Original visual for the listen to article widget

We’re making good progress, but one obvious unattended to thing is things like captioned images and code blocks. On the images front, it seems fine to just ignore their existence for now, but for code blocks they’re just don’t naturally translate from visual to audio. It would be ideal to have some kind of alt text for them for the audio version, specified in the mdx file.

I get a bit lost in the weeds here again. Because we’re generating the TTS text from the Astro rendered page, we need some way to add the alternative text to the HTML document such that it won’t affect the article visually, but that we can pick it up in the auto-tts.ts script. How would you solve this?

Initially I think HTML comments is the way to go, but rendering actual HTML comments from MDX which is effectively JSX or dynamically from astro components is convoluted. Finally I settle on a custom tts html element with an “alt” property. The browser will ignore the tag when rendering the document, but it’s still there for our script. Perfect.

I additionally come up with a syntax to easily add alt text to multiline code blocks where any triple backtick followed by a colon and then a text string will get automatically turned into a tts element. Additionally, any tts element directly preceding a code block will cause the removal of the code block.

{/* code block syntax */}
```tsx : this is alternate for audio
<div>
   code never to be heard
</div>
```
{/* inline syntax */}
<tts alt="audio alternate" />`code never to be heard`

I work with adding these audio annotations to the In Search of A True Hero article. It certainly goes a long way from taking the audio version from gobbledygook to have a more natural flow. Despite these improvements, converting from one medium to another naturally seems challenging. Especially when the first medium, in this case the written article, was not written with audio in mind originally.

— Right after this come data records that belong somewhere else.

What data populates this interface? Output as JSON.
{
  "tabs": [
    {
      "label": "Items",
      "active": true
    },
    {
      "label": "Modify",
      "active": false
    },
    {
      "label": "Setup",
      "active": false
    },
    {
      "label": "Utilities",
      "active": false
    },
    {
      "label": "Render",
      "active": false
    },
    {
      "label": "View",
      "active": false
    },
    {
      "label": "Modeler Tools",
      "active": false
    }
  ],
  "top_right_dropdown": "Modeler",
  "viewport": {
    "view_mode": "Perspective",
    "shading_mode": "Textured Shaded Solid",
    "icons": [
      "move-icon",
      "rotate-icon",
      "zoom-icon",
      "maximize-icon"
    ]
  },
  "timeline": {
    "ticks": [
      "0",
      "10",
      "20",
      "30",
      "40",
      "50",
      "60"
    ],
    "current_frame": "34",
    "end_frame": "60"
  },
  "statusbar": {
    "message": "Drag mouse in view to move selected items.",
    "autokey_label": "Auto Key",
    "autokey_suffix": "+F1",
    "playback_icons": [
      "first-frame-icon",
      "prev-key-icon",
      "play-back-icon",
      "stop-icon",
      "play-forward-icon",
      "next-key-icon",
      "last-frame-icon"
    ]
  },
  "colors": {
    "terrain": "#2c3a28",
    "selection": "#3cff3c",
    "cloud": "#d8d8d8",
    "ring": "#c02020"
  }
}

The “listen to article” widget is not the only target audio format either. Since early on in this project I’ve had the idea to convert these articles to a podcast format. This would seem an even higher bar than just a “Listen to article” button, as normally podcasts have a well produced conversational feel that sets the right mood for the underlying content to be delivered. I ask ChatGPT to try to convert one article into a podcast tone, but this is quite an ask, and it falls flat. Probably something to tackle more when looking into podcasts directly.

One takeaway reflection is that keeping in mind all of these intended mediums when writing content could help to improve the outcome. The holy grail would be to write once – deliver everywhere, but it will be a continual exploration on how feasible that is.

That’s a wrap for this initial exploration of TTS. We finish with a new “listen to article” widget at the top of article pages. Perhaps you’re listening to this article via the widget right now!

Editors notes: I later encountered this X post about the Radio Hacker News project, and and was able to further improve the audio widget based on that projects source code. Thanks Enes!